To give a bit of perspective here are a few numbers for the library part of both our graph libraries:
Current:
:~/$ size libnldetector.so
text data bss dec hex filename
115840 4360 200 120400 1d650 libnldetector.so
DetectorGraph:
:~/$ size libnldetectorgraph.so
text data bss dec hex filename
17153 1208 8 18369 47c1 libnldetectorgraph.so
But that's cheating a bit since it keeps out all templates out. Here's a functional example that offers the same set of functionalities:
:~/$ size exminimal
text data bss dec hex filename
80076 808 576 81460 13e34 exminimal
Other Optimization Opportunities
The below internal classes could potentially be non-template classes:
Without changing any public API's. One way to achieve that could be to use \:\:bind
to link it to the desired PushData<T>
or SubscriberInterface<T>\:\:Evaluate
.
Conclusion
Finally, after looking at all this here's our rationale:
- No complex, large or conditional logic is in the templated classes or methods.

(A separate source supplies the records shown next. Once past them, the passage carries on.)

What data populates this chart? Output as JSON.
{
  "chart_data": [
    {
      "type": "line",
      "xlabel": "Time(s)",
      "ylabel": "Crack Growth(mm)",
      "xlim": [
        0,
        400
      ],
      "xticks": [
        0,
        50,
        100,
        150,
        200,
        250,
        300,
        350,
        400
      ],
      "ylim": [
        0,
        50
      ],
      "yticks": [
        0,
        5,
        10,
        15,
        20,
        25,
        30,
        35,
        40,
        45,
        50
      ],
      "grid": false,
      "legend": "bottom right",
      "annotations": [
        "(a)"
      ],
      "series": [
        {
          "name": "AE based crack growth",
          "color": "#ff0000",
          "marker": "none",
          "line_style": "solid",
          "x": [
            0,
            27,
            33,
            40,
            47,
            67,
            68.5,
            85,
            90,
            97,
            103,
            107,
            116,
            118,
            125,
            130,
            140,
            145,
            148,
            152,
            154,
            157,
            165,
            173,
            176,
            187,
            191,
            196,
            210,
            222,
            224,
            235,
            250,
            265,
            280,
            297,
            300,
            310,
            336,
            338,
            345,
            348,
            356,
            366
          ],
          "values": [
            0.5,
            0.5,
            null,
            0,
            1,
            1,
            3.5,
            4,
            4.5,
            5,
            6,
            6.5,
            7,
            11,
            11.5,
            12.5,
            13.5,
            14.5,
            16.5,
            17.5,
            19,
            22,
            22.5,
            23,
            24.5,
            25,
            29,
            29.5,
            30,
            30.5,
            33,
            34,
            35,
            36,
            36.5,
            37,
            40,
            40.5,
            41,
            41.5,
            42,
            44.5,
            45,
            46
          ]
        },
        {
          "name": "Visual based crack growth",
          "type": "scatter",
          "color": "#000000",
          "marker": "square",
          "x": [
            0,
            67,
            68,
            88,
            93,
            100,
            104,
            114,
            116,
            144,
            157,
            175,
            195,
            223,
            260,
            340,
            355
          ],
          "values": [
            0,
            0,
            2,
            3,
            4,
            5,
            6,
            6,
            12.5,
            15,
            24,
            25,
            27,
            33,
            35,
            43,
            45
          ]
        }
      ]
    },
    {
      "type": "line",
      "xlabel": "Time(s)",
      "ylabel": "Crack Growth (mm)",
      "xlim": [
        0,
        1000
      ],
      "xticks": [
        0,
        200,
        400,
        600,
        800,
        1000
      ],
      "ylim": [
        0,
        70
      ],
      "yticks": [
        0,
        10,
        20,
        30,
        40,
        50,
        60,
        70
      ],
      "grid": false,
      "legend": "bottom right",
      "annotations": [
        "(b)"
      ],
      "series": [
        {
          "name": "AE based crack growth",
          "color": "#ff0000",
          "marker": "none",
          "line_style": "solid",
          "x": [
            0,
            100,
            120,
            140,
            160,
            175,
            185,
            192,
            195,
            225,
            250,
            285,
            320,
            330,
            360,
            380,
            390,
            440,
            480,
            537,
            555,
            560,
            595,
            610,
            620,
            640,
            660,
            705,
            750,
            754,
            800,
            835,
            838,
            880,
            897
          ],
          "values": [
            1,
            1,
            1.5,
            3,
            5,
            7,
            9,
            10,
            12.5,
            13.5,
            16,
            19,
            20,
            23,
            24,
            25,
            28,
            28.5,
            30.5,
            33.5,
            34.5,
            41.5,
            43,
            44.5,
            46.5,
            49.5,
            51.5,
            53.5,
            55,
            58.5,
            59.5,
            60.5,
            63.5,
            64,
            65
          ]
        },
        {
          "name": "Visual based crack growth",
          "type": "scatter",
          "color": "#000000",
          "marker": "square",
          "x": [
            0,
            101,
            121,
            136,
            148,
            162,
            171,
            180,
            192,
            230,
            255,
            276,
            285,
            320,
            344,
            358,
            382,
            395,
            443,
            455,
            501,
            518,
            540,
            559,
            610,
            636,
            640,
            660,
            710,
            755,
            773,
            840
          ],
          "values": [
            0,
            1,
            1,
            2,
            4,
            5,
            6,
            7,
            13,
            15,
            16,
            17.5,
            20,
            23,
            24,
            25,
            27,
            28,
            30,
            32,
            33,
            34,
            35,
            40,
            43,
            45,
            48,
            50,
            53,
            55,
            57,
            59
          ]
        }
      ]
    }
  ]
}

- Most of the templated code would otherwise be written by hand anyway and so it doesn't change much from our current graph.
- Would code size ever become a real issue, many optimization opportunities are readily available since all templated types already have a common base class TopicState and could be applied at very little size cost.